Pega mal? Nem sempre
Não estou dizendo que ministros do Stf não possam ter tido cargos no Executivo, não possam ter composto a outros governos. Diga o que se quiser de Toffoli ou de Alexandre de Moraes, mas exerciam cargos técnicos para Lula e Temer, respectivamente. Nunca se viu a cor de sua ideologia enquanto (enquanto…) em suas carreiras de origem.  Mendonça de Barros e Kássio Nunes, nomeados por Bolsonaro, são técnicos, vieram das bases da advocacia e do Poder Judiciário. E continuam técnicos, sem sangue no olho, sem ideologia, votando conforme suas consciências, a prova e a lei. O que Bolsonaro tentou não foi aparelhar o sistema, foi desaparelhar.
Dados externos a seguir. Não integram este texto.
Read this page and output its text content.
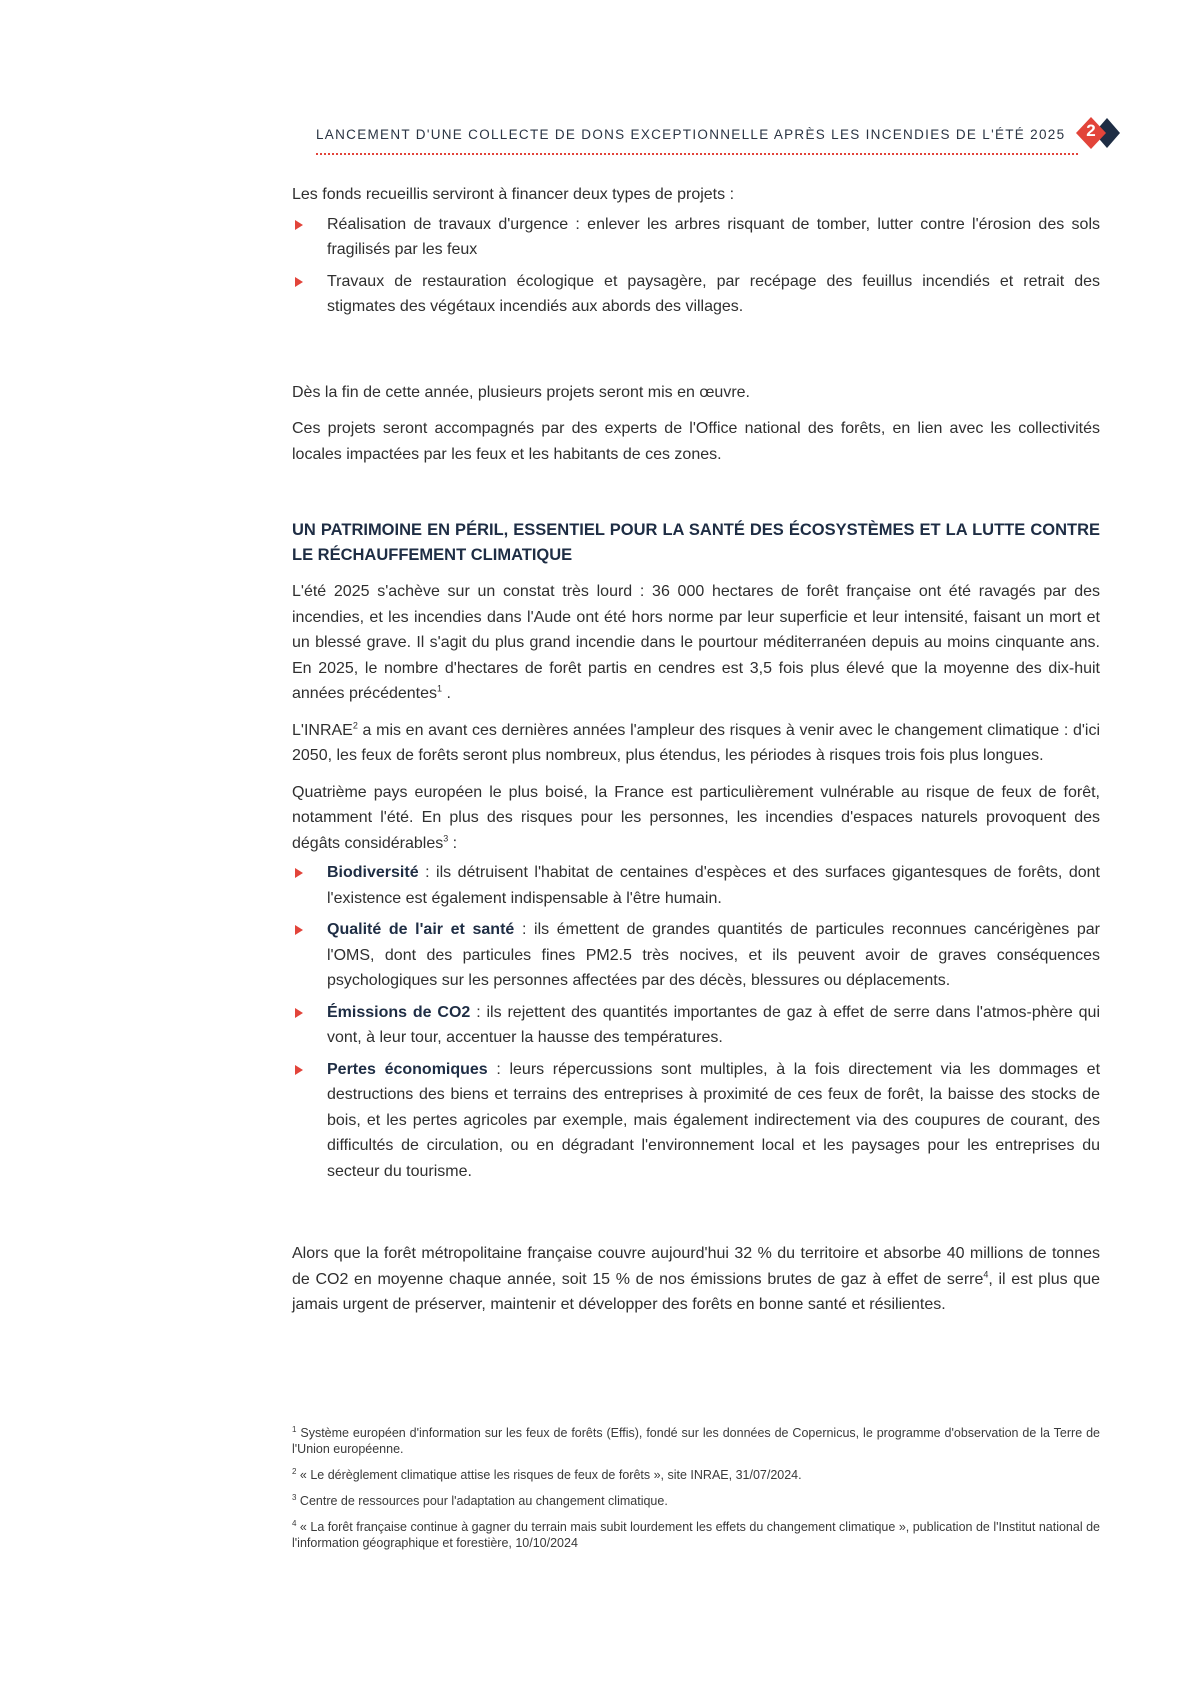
LANCEMENT D'UNE COLLECTE DE DONS EXCEPTIONNELLE APRÈS LES INCENDIES DE L'ÉTÉ 2025	2

Les fonds recueillis serviront à financer deux types de projets :

Réalisation de travaux d'urgence : enlever les arbres risquant de tomber, lutter contre l'érosion des sols fragilisés par les feux
Travaux de restauration écologique et paysagère, par recépage des feuillus incendiés et retrait des stigmates des végétaux incendiés aux abords des villages.

Dès la fin de cette année, plusieurs projets seront mis en œuvre.

Ces projets seront accompagnés par des experts de l'Office national des forêts, en lien avec les collectivités locales impactées par les feux et les habitants de ces zones.

UN PATRIMOINE EN PÉRIL, ESSENTIEL POUR LA SANTÉ DES ÉCOSYSTÈMES ET LA LUTTE CONTRE LE RÉCHAUFFEMENT CLIMATIQUE

L'été 2025 s'achève sur un constat très lourd : 36 000 hectares de forêt française ont été ravagés par des incendies, et les incendies dans l'Aude ont été hors norme par leur superficie et leur intensité, faisant un mort et un blessé grave. Il s'agit du plus grand incendie dans le pourtour méditerranéen depuis au moins cinquante ans. En 2025, le nombre d'hectares de forêt partis en cendres est 3,5 fois plus élevé que la moyenne des dix-huit années précédentes$^1$ .

L'INRAE$^2$ a mis en avant ces dernières années l'ampleur des risques à venir avec le changement climatique : d'ici 2050, les feux de forêts seront plus nombreux, plus étendus, les périodes à risques trois fois plus longues.

Quatrième pays européen le plus boisé, la France est particulièrement vulnérable au risque de feux de forêt, notamment l'été. En plus des risques pour les personnes, les incendies d'espaces naturels provoquent des dégâts considérables$^3$ :

Biodiversité : ils détruisent l'habitat de centaines d'espèces et des surfaces gigantesques de forêts, dont l'existence est également indispensable à l'être humain.
Qualité de l'air et santé : ils émettent de grandes quantités de particules reconnues cancérigènes par l'OMS, dont des particules fines PM2.5 très nocives, et ils peuvent avoir de graves conséquences psychologiques sur les personnes affectées par des décès, blessures ou déplacements.
Émissions de CO2 : ils rejettent des quantités importantes de gaz à effet de serre dans l'atmos-phère qui vont, à leur tour, accentuer la hausse des températures.
Pertes économiques : leurs répercussions sont multiples, à la fois directement via les dommages et destructions des biens et terrains des entreprises à proximité de ces feux de forêt, la baisse des stocks de bois, et les pertes agricoles par exemple, mais également indirectement via des coupures de courant, des difficultés de circulation, ou en dégradant l'environnement local et les paysages pour les entreprises du secteur du tourisme.

Alors que la forêt métropolitaine française couvre aujourd'hui 32 % du territoire et absorbe 40 millions de tonnes de CO2 en moyenne chaque année, soit 15 % de nos émissions brutes de gaz à effet de serre$^4$, il est plus que jamais urgent de préserver, maintenir et développer des forêts en bonne santé et résilientes.

$^1$ Système européen d'information sur les feux de forêts (Effis), fondé sur les données de Copernicus, le programme d'observation de la Terre de l'Union européenne.

$^2$ « Le dérèglement climatique attise les risques de feux de forêts », site INRAE, 31/07/2024.

$^3$ Centre de ressources pour l'adaptation au changement climatique.

$^4$ « La forêt française continue à gagner du terrain mais subit lourdement les effets du changement climatique », publication de l'Institut national de l'information géographique et forestière, 10/10/2024
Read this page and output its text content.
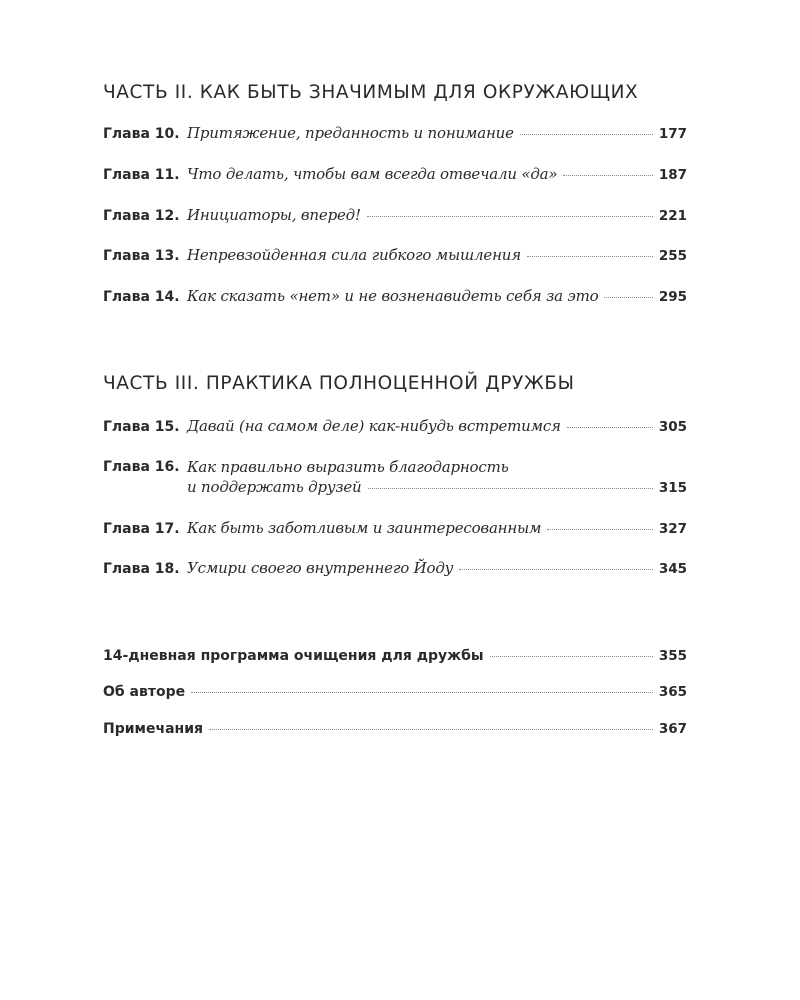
ЧАСТЬ II. КАК БЫТЬ ЗНАЧИМЫМ ДЛЯ ОКРУЖАЮЩИХ
Глава 10. Притяжение, преданность и понимание	177
Глава 11. Что делать, чтобы вам всегда отвечали «да»	187
Глава 12. Инициаторы, вперед!	221
Глава 13. Непревзойденная сила гибкого мышления	255
Глава 14. Как сказать «нет» и не возненавидеть себя за это	295
ЧАСТЬ III. ПРАКТИКА ПОЛНОЦЕННОЙ ДРУЖБЫ
Глава 15. Давай (на самом деле) как-нибудь встретимся	305
Глава 16. Как правильно выразить благодарность
и поддержать друзей	315
Глава 17. Как быть заботливым и заинтересованным	327
Глава 18. Усмири своего внутреннего Йоду	345
14-дневная программа очищения для дружбы	355
Об авторе	365
Примечания	367
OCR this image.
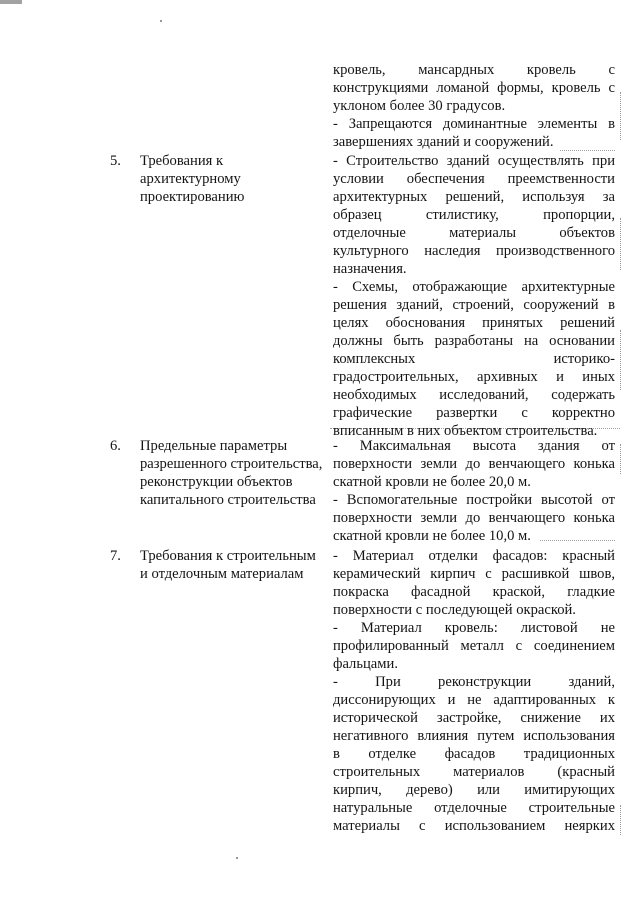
кровель, мансардных кровель с
конструкциями ломаной формы, кровель с
уклоном более 30 градусов.
- Запрещаются доминантные элементы в
завершениях зданий и сооружений.
5. Требования к
архитектурному
проектированию
- Строительство зданий осуществлять при
условии обеспечения преемственности
архитектурных решений, используя за
образец стилистику, пропорции,
отделочные материалы объектов
культурного наследия производственного
назначения.
- Схемы, отображающие архитектурные
решения зданий, строений, сооружений в
целях обоснования принятых решений
должны быть разработаны на основании
комплексных историко-
градостроительных, архивных и иных
необходимых исследований, содержать
графические развертки с корректно
вписанным в них объектом строительства.
6. Предельные параметры
разрешенного строительства,
реконструкции объектов
капитального строительства
- Максимальная высота здания от
поверхности земли до венчающего конька
скатной кровли не более 20,0 м.
- Вспомогательные постройки высотой от
поверхности земли до венчающего конька
скатной кровли не более 10,0 м.
7. Требования к строительным
и отделочным материалам
- Материал отделки фасадов: красный
керамический кирпич с расшивкой швов,
покраска фасадной краской, гладкие
поверхности с последующей окраской.
- Материал кровель: листовой не
профилированный металл с соединением
фальцами.
- При реконструкции зданий,
диссонирующих и не адаптированных к
исторической застройке, снижение их
негативного влияния путем использования
в отделке фасадов традиционных
строительных материалов (красный
кирпич, дерево) или имитирующих
натуральные отделочные строительные
материалы с использованием неярких
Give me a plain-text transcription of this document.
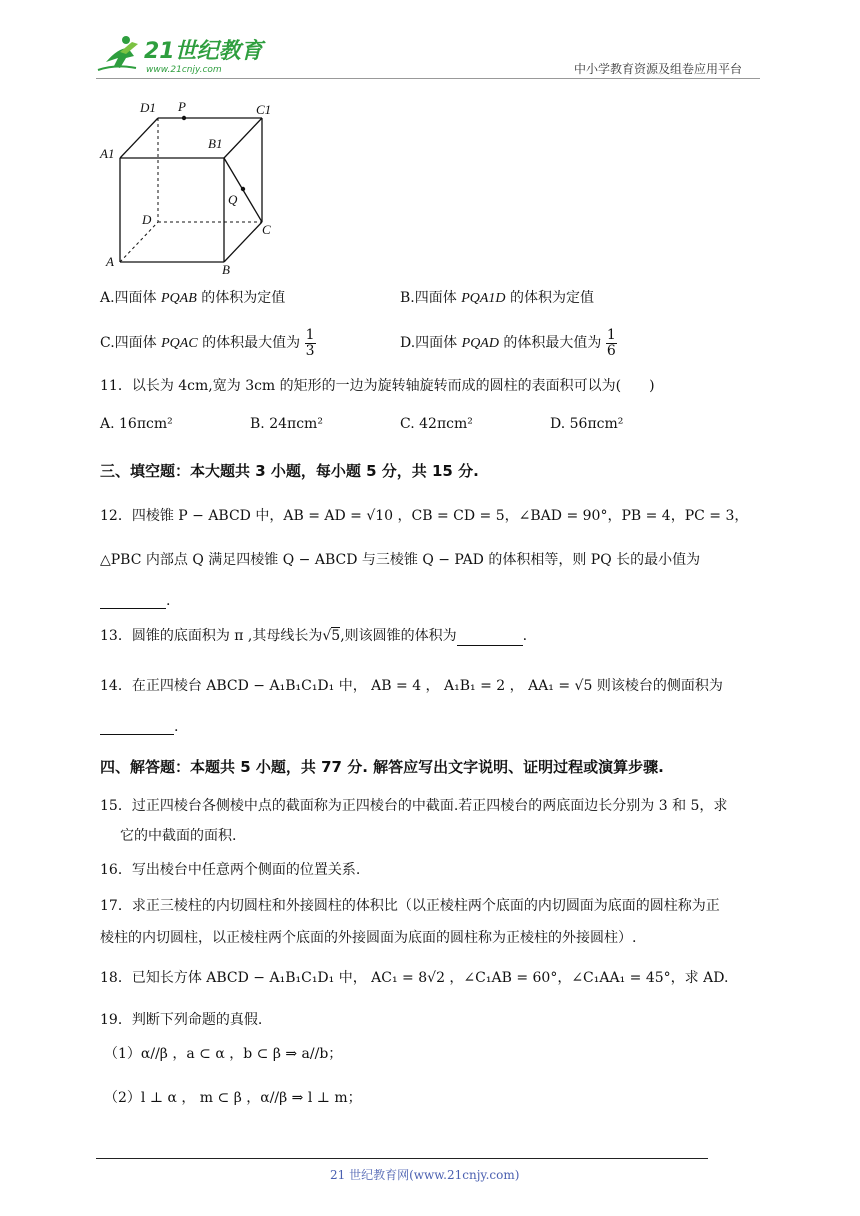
21世纪教育
www.21cnjy.com	中小学教育资源及组卷应用平台
D1 P	C1
A1
B1
Q
D
C
A
B
A.四面体 PQAB 的体积为定值	B.四面体 PQA1D 的体积为定值
C.四面体 PQAC 的体积最大值为 $\frac{1}{3}$	D.四面体 PQAD 的体积最大值为 $\frac{1}{6}$
11．以长为 4cm,宽为 3cm 的矩形的一边为旋转轴旋转而成的圆柱的表面积可以为(　　)
A. 16πcm²	B. 24πcm²	C. 42πcm²	D. 56πcm²
三、填空题：本大题共 3 小题，每小题 5 分，共 15 分.
12．四棱锥 P − ABCD 中，AB = AD = √10 ，CB = CD = 5，∠BAD = 90°，PB = 4，PC = 3，
△PBC 内部点 Q 满足四棱锥 Q − ABCD 与三棱锥 Q − PAD 的体积相等，则 PQ 长的最小值为
.
13．圆锥的底面积为 π ,其母线长为√5,则该圆锥的体积为	.
14．在正四棱台 ABCD − A₁B₁C₁D₁ 中， AB = 4 ， A₁B₁ = 2 ， AA₁ = √5 则该棱台的侧面积为
.
四、解答题：本题共 5 小题，共 77 分. 解答应写出文字说明、证明过程或演算步骤.
15．过正四棱台各侧棱中点的截面称为正四棱台的中截面.若正四棱台的两底面边长分别为 3 和 5，求
它的中截面的面积.
16．写出棱台中任意两个侧面的位置关系.
17．求正三棱柱的内切圆柱和外接圆柱的体积比（以正棱柱两个底面的内切圆面为底面的圆柱称为正
棱柱的内切圆柱，以正棱柱两个底面的外接圆面为底面的圆柱称为正棱柱的外接圆柱）.
18．已知长方体 ABCD − A₁B₁C₁D₁ 中， AC₁ = 8√2 ，∠C₁AB = 60°，∠C₁AA₁ = 45°，求 AD.
19．判断下列命题的真假.
（1）α//β ，a ⊂ α ，b ⊂ β ⇒ a//b；
（2）l ⊥ α ， m ⊂ β ，α//β ⇒ l ⊥ m；
21 世纪教育网(www.21cnjy.com)
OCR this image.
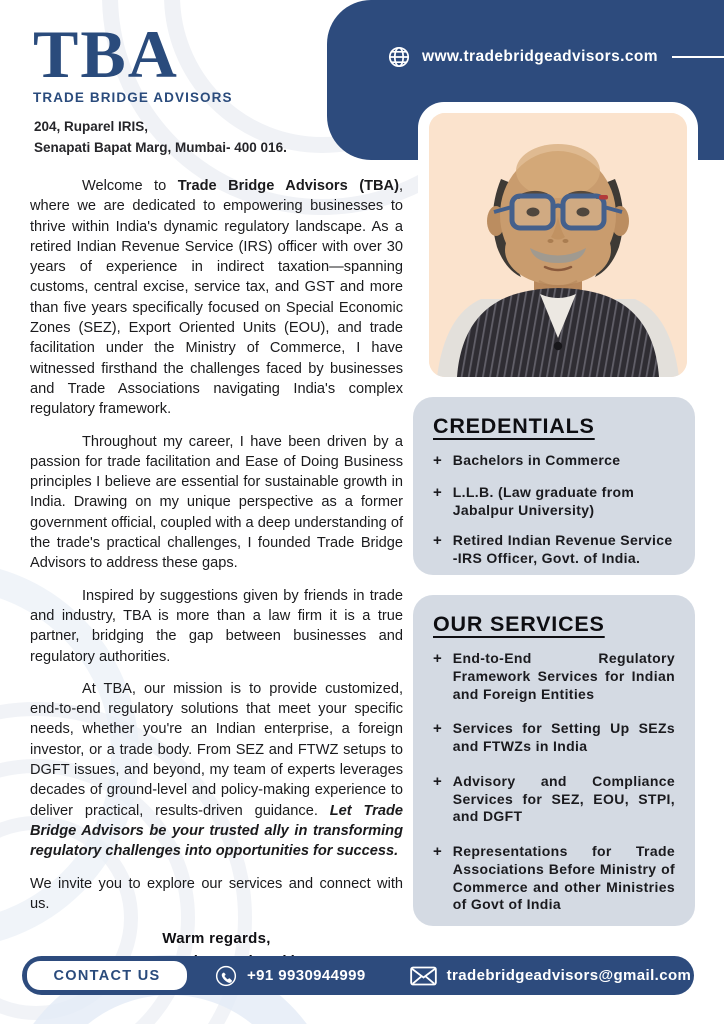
www.tradebridgeadvisors.com
TBA
TRADE BRIDGE ADVISORS
204, Ruparel IRIS,
Senapati Bapat Marg, Mumbai- 400 016.
CREDENTIALS
+ Bachelors in Commerce
+ L.L.B. (Law graduate from Jabalpur University)
+ Retired Indian Revenue Service -IRS Officer, Govt. of India.
OUR SERVICES
+ End-to-End Regulatory Framework Services for Indian and Foreign Entities
+ Services for Setting Up SEZs and FTWZs in India
+ Advisory and Compliance Services for SEZ, EOU, STPI, and DGFT
+ Representations for Trade Associations Before Ministry of Commerce and other Ministries of Govt of India

Welcome to Trade Bridge Advisors (TBA), where we are dedicated to empowering businesses to thrive within India's dynamic regulatory landscape. As a retired Indian Revenue Service (IRS) officer with over 30 years of experience in indirect taxation—spanning customs, central excise, service tax, and GST and more than five years specifically focused on Special Economic Zones (SEZ), Export Oriented Units (EOU), and trade facilitation under the Ministry of Commerce, I have witnessed firsthand the challenges faced by businesses and Trade Associations navigating India's complex regulatory framework.

Throughout my career, I have been driven by a passion for trade facilitation and Ease of Doing Business principles I believe are essential for sustainable growth in India. Drawing on my unique perspective as a former government official, coupled with a deep understanding of the trade's practical challenges, I founded Trade Bridge Advisors to address these gaps.

Inspired by suggestions given by friends in trade and industry, TBA is more than a law firm it is a true partner, bridging the gap between businesses and regulatory authorities.

At TBA, our mission is to provide customized, end-to-end regulatory solutions that meet your specific needs, whether you're an Indian enterprise, a foreign investor, or a trade body. From SEZ and FTWZ setups to DGFT issues, and beyond, my team of experts leverages decades of ground-level and policy-making experience to deliver practical, results-driven guidance. Let Trade Bridge Advisors be your trusted ally in transforming regulatory challenges into opportunities for success.

We invite you to explore our services and connect with us.

Warm regards,
CONTACT US	+91 9930944999	tradebridgeadvisors@gmail.com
Juiz não pode ter lado político. Não pode nem aparecer politicamente, quando isso envolva política partidária. Militância ideológica nenhuma. Sempre que isso acontece, perde a República, já combalida, com seu povo desacreditando cada vez mais das instituições.

O dito pelo não dito.
Se não puder voar, corra. Se não puder correr, ande. Se não puder andar, rasteje, mas continue em frente de qualquer jeito” (Marthin Luther King, ativista político norte americano).

RENATO ZUPO – Magistrado, é Juiz de Direito na Comarca de Araxá, Escritor.